At HacknRoll 2020, my team built smart glasses using computer vision to help the visually impaired recognize emotions, placing in the Top 8 out of over 120 teams.
The Project: SEENSE
We developed SEENSE—smart glasses that use computer vision and emotion recognition to help visually impaired individuals and those with autism spectrum disorder understand the emotions of people around them. The project targeted two groups: the 285 million visually impaired individuals worldwide and people with autism spectrum disorder. "1 in 160 children has an autism spectrum disorder" according to WHO statistics.
Beyond the visually impaired, the solution addresses individuals with autism spectrum disorder and Asperger's syndrome who struggle interpreting social cues.
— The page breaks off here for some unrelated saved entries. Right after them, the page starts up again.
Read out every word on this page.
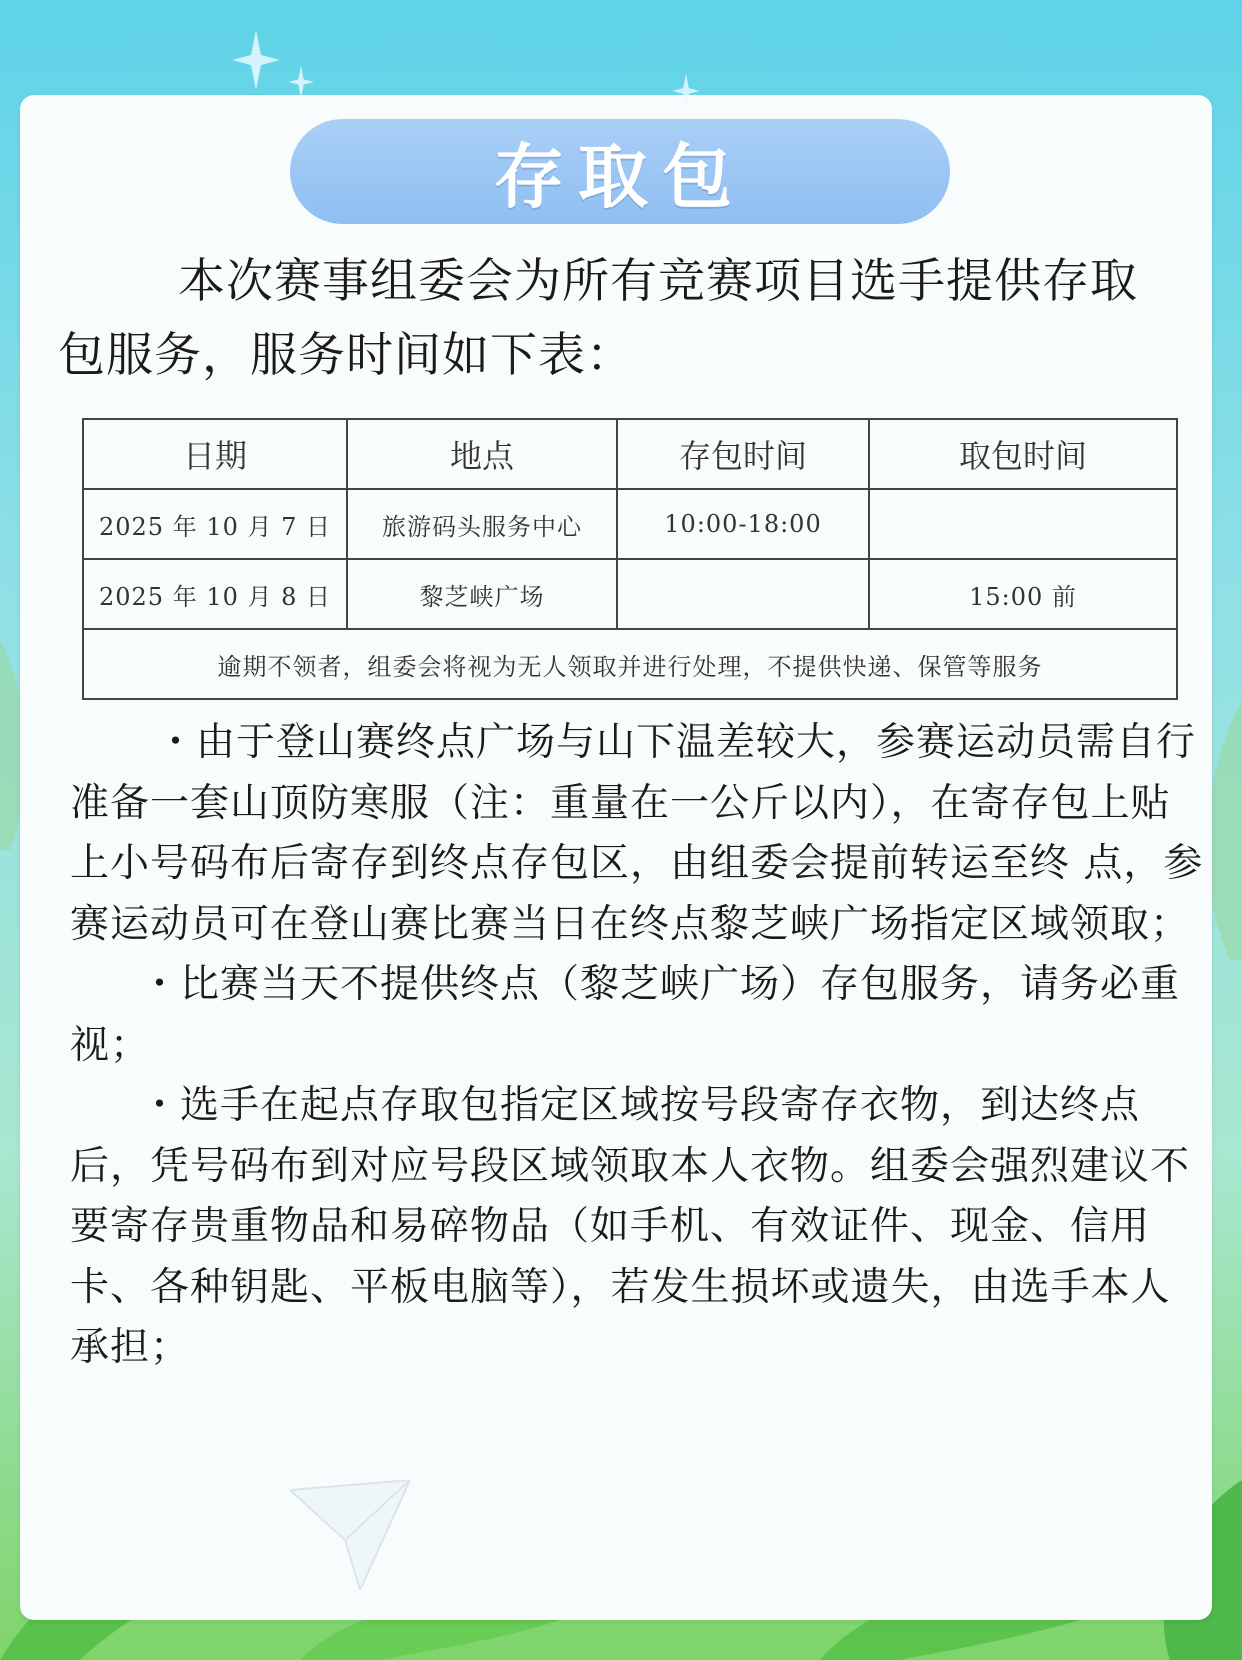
存取包
本次赛事组委会为所有竞赛项目选手提供存取包服务，服务时间如下表：
日期	地点	存包时间	取包时间
2025 年 10 月 7 日	旅游码头服务中心	10:00-18:00	
2025 年 10 月 8 日	黎芝峡广场		15:00 前
逾期不领者，组委会将视为无人领取并进行处理，不提供快递、保管等服务			

・由于登山赛终点广场与山下温差较大，参赛运动员需自行准备一套山顶防寒服（注：重量在一公斤以内），在寄存包上贴上小号码布后寄存到终点存包区，由组委会提前转运至终 点，参赛运动员可在登山赛比赛当日在终点黎芝峡广场指定区域领取；

・比赛当天不提供终点（黎芝峡广场）存包服务，请务必重视；

・选手在起点存取包指定区域按号段寄存衣物，到达终点后，凭号码布到对应号段区域领取本人衣物。组委会强烈建议不要寄存贵重物品和易碎物品（如手机、有效证件、现金、信用卡、各种钥匙、平板电脑等），若发生损坏或遗失，由选手本人承担；
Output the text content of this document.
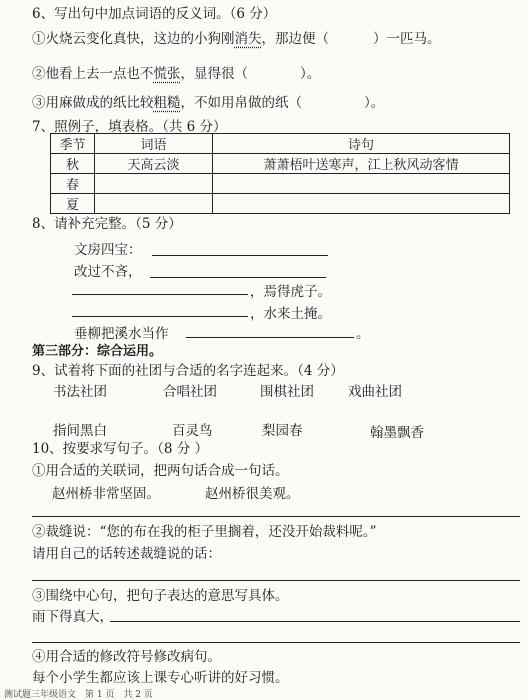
6、写出句中加点词语的反义词。（6 分）
①火烧云变化真快，这边的小狗刚消失，那边便（	）一匹马。
②他看上去一点也不慌张，显得很（	）。
③用麻做成的纸比较粗糙，不如用帛做的纸（	）。
7、照例子，填表格。（共 6 分）
季节	词语	诗句
秋	天高云淡	萧萧梧叶送寒声，江上秋风动客情
春		
夏		
8、请补充完整。（5 分）
文房四宝：
改过不吝，
，焉得虎子。
，水来土掩。
垂柳把溪水当作	。
第三部分：综合运用。
9、试着将下面的社团与合适的名字连起来。（4 分）
书法社团	合唱社团	围棋社团	戏曲社团
指间黑白	百灵鸟	梨园春	翰墨飘香
10、按要求写句子。（8 分 ）
①用合适的关联词，把两句话合成一句话。
赵州桥非常坚固。	赵州桥很美观。
②裁缝说：“您的布在我的柜子里搁着，还没开始裁料呢。”
请用自己的话转述裁缝说的话：
③围绕中心句，把句子表达的意思写具体。
雨下得真大，
④用合适的修改符号修改病句。
每个小学生都应该上课专心听讲的好习惯。
测试题三年级语文　第 1 页　共 2 页
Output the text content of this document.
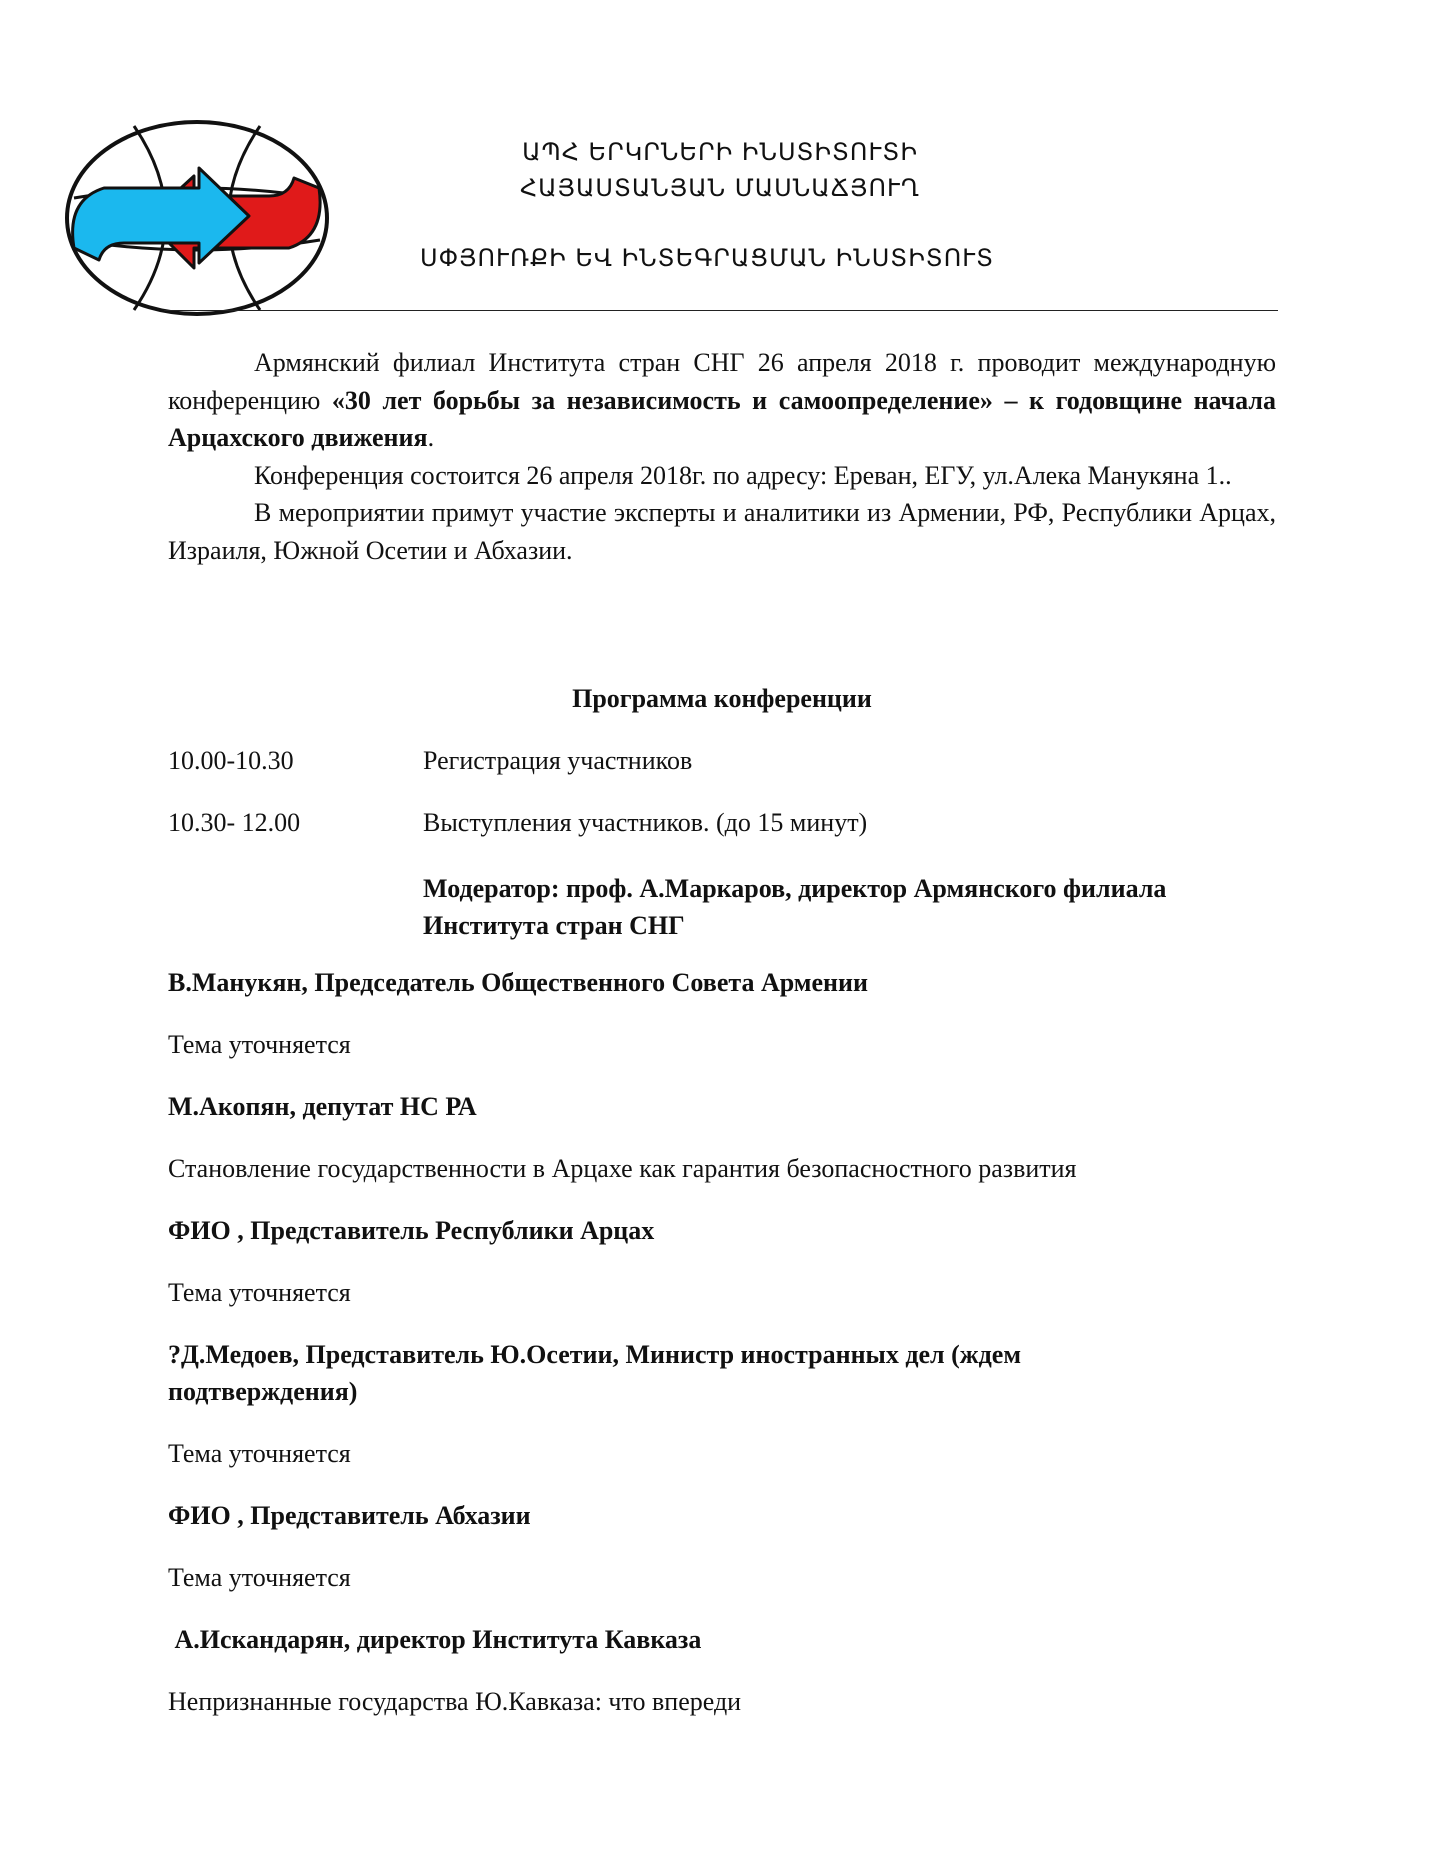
ԱՊՀ ԵՐԿՐՆԵՐԻ ԻՆՍՏԻՏՈՒՏԻ
ՀԱՅԱՍՏԱՆՅԱՆ ՄԱՍՆԱՃՅՈՒՂ
ՍՓՅՈՒՌՔԻ ԵՎ ԻՆՏԵԳՐԱՑՄԱՆ ԻՆՍՏԻՏՈՒՏ

Армянский филиал Института стран СНГ 26 апреля 2018 г. проводит международную конференцию «30 лет борьбы за независимость и самоопределение» – к годовщине начала Арцахского движения.

Конференция состоится 26 апреля 2018г. по адресу: Ереван, ЕГУ, ул.Алека Манукяна 1..

В мероприятии примут участие эксперты и аналитики из Армении, РФ, Республики Арцах, Израиля, Южной Осетии и Абхазии.

Программа конференции
10.00-10.30	Регистрация участников
10.30- 12.00	Выступления участников. (до 15 минут)
Модератор: проф. А.Маркаров, директор Армянского филиала Института стран СНГ
В.Манукян, Председатель Общественного Совета Армении
Тема уточняется
М.Акопян, депутат НС РА
Становление государственности в Арцахе как гарантия безопасностного развития
ФИО , Представитель Республики Арцах
Тема уточняется
?Д.Медоев, Представитель Ю.Осетии, Министр иностранных дел (ждем подтверждения)
Тема уточняется
ФИО , Представитель Абхазии
Тема уточняется
А.Искандарян, директор Института Кавказа
Непризнанные государства Ю.Кавказа: что впереди
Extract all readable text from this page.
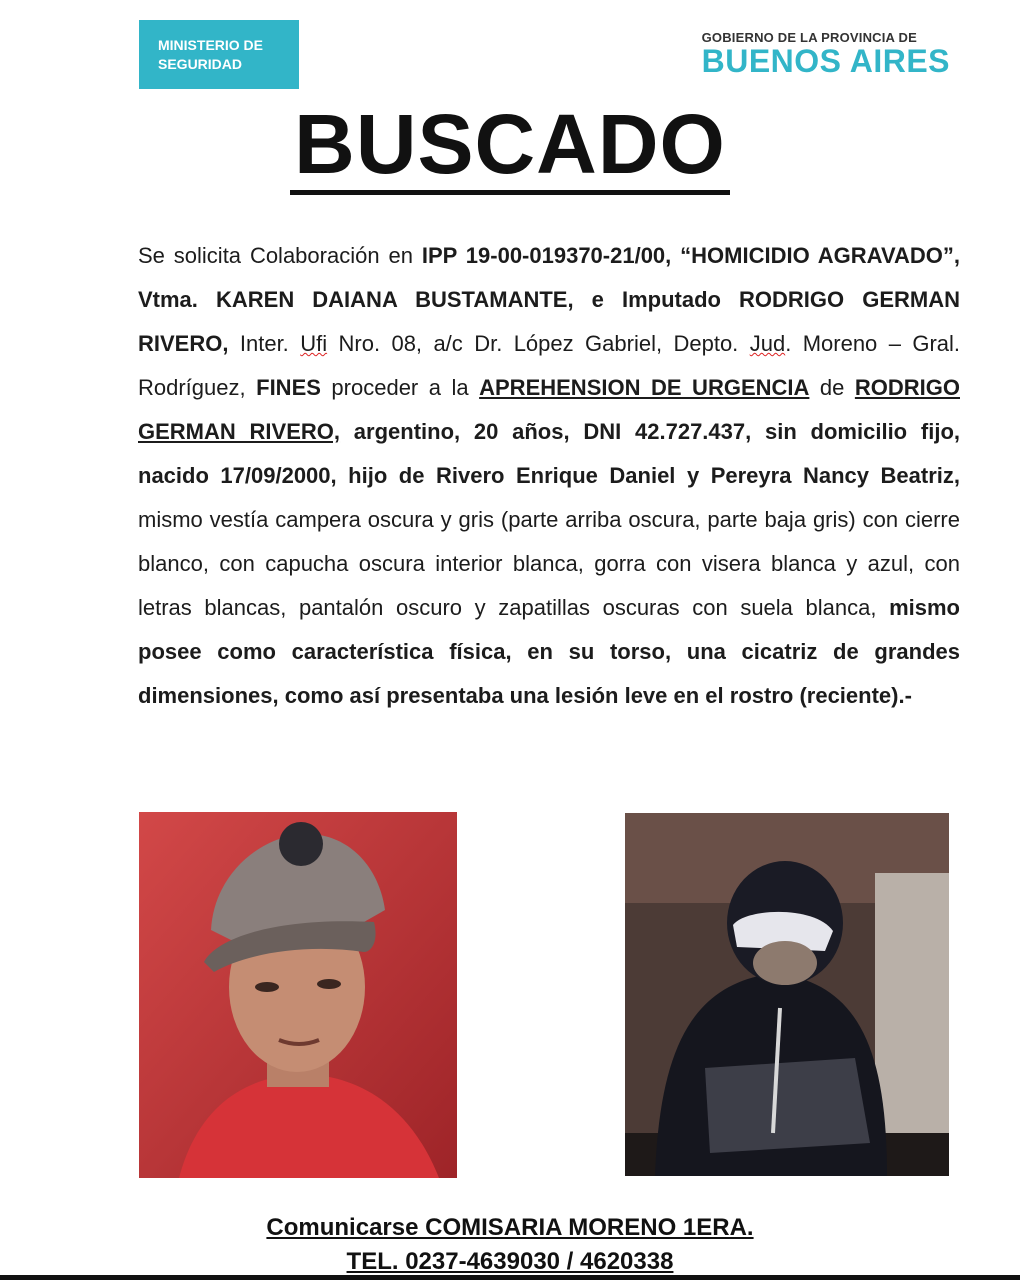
MINISTERIO DE
SEGURIDAD
GOBIERNO DE LA PROVINCIA DE
BUENOS AIRES
BUSCADO
Se solicita Colaboración en IPP 19-00-019370-21/00, “HOMICIDIO AGRAVADO”, Vtma. KAREN DAIANA BUSTAMANTE, e Imputado RODRIGO GERMAN RIVERO, Inter. Ufi Nro. 08, a/c Dr. López Gabriel, Depto. Jud. Moreno – Gral. Rodríguez, FINES proceder a la APREHENSION DE URGENCIA de RODRIGO GERMAN RIVERO, argentino, 20 años, DNI 42.727.437, sin domicilio fijo, nacido 17/09/2000, hijo de Rivero Enrique Daniel y Pereyra Nancy Beatriz, mismo vestía campera oscura y gris (parte arriba oscura, parte baja gris) con cierre blanco, con capucha oscura interior blanca, gorra con visera blanca y azul, con letras blancas, pantalón oscuro y zapatillas oscuras con suela blanca, mismo posee como característica física, en su torso, una cicatriz de grandes dimensiones, como así presentaba una lesión leve en el rostro (reciente).-
Comunicarse COMISARIA MORENO 1ERA.
TEL. 0237-4639030 / 4620338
The smart glasses provide audio feedback, helping users understand others' emotions. We emphasized this was "not as a replacement for their current methods of perception, but as an augmentation."
Technical Implementation
The SEENSE prototype in action.
The system comprises a Raspberry Pi 4 with a camera module, buzzer, software (Python), and a button for actuation. When users press the button, the device captures an image, sends it to an API for emotion analysis, and provides feedback through audio or morse-coded piezo buzzer signals.
We implemented dual feedback mechanisms—audio through text-to-speech and morse-code-encoded piezo buzzer tones accessible to deaf-blind users.
Key Design Decisions
We deliberately chose a button interface over voice commands because "a voice interface wouldn't be the best solution to the input problem as it would interrupt the flow of a conversation." This design decision emerged from collaborative discussions with hackathon mentors and community members.
Technical Challenges
The team working on the prototype during the hackathon.
Initial constraints included unavailable Raspberry Pi Zero camera connectors and missing haptic buzzers. We had some initial trouble connecting the Raspberry Pi 4 and flashing the SD to an appropriate version of RPi. The team received assistance from NUS Hackers and MLH organizers to overcome these setup difficulties.
Hardware limitations prevented using a Raspberry Pi Zero due to missing camera ribbon connectors. We also substituted a piezo buzzer for an ideal haptic buzzer.
Accomplishments
Top 8 placement at HacknRoll 2020.
The team successfully integrated hardware components, demonstrated the portable prototype throughout the hackathon, and learned to seek help effectively from organizers and mentors. The experience provided valuable exposure to Raspberry Pi hardware integration and breadboard connections for first-time hardware hackers, along with deeper understanding of challenges faced by visually impaired individuals.
Future Directions
The team plans to implement offline emotion detection using OpenCV, reduce the form factor by potentially using microcontrollers, and expand applications to include obstacle detection and avoidance, as well as navigation through common routes.
Potential improvements include edge-based computer vision eliminating API dependency, form factor reduction, haptic feedback integration, and partnerships with API providers and hardware manufacturers for commercialization.